The SNV is investing an estimated €910,000 into the campaign between now and May 2018. It is also being supported by the German Development Cooperation (GIZ), the Global Alliance for Clean Stoves (GACC), the Ghana Alliance for Clean Cooking Stoves (GHACCO) and the Ministry of Energy as the implementing partners.     

Speaking at a launch and inception workshop in Accra, the Project Officer, Mr Alex Kwame Donyinah, said issues about clean cooking should be high on the agenda due to the problem of deforestation, indoor pollution and livelihoods which were under threat.

He said the objective of the project was to support actors engaged in developing the clean cooking market in the country to create an enabling environment through strengthening GHACCO administration and operations.

“It seeks to diversify GHACCO membership and scope to include LPG and rural woodstoves actors with the latter to be the focus of an additional market development programme and to developing a Market Innovation Facility (MIF) with strong linkages to key sector actors,” he said.

“Going forward, a stronger, more effective and functional GHACCO is what we want to see; it should have its own secretariat where it can be accessed easily,” Mr Donyinah said. 

Background

There is little attention on rural areas where half of Ghana’s population lives, and where cooking is still predominantly done on wood and where the rapid penetration of LPG, despite it being a policy objective, is likely to face many barriers.
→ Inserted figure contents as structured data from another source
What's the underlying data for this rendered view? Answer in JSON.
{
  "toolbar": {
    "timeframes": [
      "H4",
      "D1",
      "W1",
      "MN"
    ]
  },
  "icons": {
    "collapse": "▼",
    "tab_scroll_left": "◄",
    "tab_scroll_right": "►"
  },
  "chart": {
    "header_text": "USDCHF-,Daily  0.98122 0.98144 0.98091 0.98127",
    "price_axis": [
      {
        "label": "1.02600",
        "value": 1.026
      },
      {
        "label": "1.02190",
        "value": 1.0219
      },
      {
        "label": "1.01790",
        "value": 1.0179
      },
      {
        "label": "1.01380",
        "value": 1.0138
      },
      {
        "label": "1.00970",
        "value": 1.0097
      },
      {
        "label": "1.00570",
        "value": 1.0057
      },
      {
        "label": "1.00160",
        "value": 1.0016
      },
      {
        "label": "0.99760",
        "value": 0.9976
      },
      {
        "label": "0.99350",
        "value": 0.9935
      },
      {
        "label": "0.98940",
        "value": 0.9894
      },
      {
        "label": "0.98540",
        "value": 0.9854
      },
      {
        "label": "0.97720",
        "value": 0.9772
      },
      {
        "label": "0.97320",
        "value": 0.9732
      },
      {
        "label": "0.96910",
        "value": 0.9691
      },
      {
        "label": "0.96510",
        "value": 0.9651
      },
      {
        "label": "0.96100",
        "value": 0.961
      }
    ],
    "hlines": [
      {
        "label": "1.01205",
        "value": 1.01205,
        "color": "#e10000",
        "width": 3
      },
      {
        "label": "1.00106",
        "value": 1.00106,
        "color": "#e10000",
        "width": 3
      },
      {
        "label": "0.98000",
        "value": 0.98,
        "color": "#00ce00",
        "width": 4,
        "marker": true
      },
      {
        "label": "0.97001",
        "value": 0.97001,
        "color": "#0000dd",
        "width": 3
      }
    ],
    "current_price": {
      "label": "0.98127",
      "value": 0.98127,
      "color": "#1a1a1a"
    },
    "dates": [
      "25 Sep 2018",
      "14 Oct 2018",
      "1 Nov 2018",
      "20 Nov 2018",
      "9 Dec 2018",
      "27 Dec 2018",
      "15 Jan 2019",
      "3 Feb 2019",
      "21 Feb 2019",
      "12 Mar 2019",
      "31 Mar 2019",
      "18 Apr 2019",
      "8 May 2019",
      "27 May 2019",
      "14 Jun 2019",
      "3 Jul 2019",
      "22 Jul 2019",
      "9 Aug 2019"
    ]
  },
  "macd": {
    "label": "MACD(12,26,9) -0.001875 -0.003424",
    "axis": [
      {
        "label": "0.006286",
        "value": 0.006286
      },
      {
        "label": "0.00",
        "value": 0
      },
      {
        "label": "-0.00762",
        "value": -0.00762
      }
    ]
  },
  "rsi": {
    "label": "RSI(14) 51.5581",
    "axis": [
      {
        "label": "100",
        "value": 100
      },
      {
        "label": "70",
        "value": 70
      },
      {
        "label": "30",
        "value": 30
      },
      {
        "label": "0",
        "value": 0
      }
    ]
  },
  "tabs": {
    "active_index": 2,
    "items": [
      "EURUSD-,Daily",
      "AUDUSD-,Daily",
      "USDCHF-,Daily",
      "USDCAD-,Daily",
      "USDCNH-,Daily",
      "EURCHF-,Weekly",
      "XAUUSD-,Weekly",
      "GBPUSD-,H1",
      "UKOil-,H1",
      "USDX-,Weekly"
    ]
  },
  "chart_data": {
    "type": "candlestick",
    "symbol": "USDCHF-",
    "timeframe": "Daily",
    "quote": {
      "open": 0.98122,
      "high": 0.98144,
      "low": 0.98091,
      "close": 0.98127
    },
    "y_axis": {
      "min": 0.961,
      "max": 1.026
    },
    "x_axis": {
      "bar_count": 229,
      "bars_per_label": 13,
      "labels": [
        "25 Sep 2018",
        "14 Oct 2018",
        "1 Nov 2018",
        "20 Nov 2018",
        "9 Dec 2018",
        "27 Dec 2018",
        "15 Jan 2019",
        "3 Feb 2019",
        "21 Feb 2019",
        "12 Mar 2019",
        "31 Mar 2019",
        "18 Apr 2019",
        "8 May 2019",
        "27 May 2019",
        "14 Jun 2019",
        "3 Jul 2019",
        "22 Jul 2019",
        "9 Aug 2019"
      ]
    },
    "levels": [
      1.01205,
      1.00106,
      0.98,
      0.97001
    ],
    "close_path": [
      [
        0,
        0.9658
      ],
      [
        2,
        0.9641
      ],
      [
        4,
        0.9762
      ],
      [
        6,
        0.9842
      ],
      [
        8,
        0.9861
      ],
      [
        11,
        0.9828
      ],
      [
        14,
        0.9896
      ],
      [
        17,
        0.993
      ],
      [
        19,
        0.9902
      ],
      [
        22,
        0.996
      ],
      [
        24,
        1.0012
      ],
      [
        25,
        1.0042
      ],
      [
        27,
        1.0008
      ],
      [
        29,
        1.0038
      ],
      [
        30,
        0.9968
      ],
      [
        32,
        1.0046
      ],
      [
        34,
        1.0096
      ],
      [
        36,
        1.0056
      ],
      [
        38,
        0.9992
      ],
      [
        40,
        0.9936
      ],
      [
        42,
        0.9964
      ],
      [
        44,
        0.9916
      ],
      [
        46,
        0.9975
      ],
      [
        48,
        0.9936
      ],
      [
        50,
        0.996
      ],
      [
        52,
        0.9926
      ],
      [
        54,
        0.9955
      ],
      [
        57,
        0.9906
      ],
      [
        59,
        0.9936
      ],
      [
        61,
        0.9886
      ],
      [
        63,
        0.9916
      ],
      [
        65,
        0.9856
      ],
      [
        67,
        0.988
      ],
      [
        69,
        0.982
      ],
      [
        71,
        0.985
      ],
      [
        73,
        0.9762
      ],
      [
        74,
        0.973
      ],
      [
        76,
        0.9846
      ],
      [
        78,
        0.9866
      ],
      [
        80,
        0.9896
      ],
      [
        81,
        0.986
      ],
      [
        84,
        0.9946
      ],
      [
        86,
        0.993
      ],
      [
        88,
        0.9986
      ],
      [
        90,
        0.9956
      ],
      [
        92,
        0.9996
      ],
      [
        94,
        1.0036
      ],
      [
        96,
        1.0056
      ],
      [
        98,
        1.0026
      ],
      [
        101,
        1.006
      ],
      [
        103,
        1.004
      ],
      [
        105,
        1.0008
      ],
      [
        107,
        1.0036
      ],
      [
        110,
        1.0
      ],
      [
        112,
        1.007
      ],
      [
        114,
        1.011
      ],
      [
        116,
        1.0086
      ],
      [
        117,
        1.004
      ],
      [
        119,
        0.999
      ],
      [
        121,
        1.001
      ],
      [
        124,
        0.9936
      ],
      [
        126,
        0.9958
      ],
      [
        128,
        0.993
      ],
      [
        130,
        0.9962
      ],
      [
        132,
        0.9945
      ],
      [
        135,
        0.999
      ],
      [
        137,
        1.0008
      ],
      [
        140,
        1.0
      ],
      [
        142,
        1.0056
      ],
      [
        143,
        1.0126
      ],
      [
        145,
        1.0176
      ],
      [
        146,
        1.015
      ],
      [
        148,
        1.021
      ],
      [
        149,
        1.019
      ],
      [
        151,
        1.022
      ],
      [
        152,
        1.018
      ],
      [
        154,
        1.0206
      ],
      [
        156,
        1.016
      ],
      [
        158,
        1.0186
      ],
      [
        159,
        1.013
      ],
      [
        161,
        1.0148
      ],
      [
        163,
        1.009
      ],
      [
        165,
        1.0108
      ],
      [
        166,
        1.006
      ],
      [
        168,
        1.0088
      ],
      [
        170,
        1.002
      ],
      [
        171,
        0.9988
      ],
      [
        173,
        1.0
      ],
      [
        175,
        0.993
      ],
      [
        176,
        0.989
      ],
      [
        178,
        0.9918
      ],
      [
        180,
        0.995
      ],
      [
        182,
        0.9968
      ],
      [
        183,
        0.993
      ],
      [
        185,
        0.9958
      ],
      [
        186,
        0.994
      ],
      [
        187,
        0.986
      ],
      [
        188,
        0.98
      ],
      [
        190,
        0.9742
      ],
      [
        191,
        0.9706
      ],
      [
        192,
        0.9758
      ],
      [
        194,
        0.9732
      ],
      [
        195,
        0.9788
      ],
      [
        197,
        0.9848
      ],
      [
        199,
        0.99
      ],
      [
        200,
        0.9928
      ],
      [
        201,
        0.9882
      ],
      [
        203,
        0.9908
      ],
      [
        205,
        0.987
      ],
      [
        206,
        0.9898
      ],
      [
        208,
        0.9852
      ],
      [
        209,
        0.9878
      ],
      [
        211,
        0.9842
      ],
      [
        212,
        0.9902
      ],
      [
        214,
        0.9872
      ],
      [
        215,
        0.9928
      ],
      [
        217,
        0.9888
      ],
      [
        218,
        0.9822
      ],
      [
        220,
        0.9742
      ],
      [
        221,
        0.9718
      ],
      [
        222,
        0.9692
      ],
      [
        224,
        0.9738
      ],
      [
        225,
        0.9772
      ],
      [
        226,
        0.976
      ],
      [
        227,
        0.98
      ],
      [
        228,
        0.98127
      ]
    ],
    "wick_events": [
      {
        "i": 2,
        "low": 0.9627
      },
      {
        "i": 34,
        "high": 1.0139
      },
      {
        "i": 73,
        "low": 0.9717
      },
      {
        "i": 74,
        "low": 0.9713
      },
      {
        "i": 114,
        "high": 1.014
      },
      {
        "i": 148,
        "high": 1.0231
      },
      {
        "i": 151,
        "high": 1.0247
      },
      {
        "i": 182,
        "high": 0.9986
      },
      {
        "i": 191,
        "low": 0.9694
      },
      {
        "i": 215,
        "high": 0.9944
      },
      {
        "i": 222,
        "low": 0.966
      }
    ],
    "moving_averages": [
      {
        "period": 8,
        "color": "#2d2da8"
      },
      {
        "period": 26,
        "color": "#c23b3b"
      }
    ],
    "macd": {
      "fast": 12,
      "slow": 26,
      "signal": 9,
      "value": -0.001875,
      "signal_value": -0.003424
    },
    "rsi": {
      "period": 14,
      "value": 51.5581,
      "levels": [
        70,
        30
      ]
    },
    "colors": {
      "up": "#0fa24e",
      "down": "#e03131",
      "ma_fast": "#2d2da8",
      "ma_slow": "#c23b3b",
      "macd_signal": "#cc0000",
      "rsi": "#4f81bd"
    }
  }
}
Data on cooking practices in Ghana shows about 30 per cent LPG penetration, partly overlapping with a 30 to 40 per cent penetration of charcoal stoves, approximately half of which are improved.

Also, charcoal and woodstove market development in general seems to be hindered by a lack of access to finance and low levels of innovation.

The campaign, therefore, focuses on clean cookstoves and fuels sector through the clean cooking stoves alliance to create rural woodstove and LPG markets. 

Homegrown approach 

The Global Sector Energy Coordinator, SNV, Mr Wim J. van Nes, said cooking looked simple but had implications on health, livelihoods, deforestation, climate change, among others.

To ensure clean cooking in Ghana, therefore, there was the need to find sustainable homegrown solutions.

“We know the problem but we don’t have the solution, otherwise it would have been easy. I believe the only way it can work for Ghana is market based solution so people pay for what they use for clean cooking,” he said.

The SNV has been doing a similar exercise in over 25 countries worldwide.

“The government and civil society are needed to offer solutions. We need to offer solutions by Ghana for Ghana and in Ghana,” Mr van Nes said.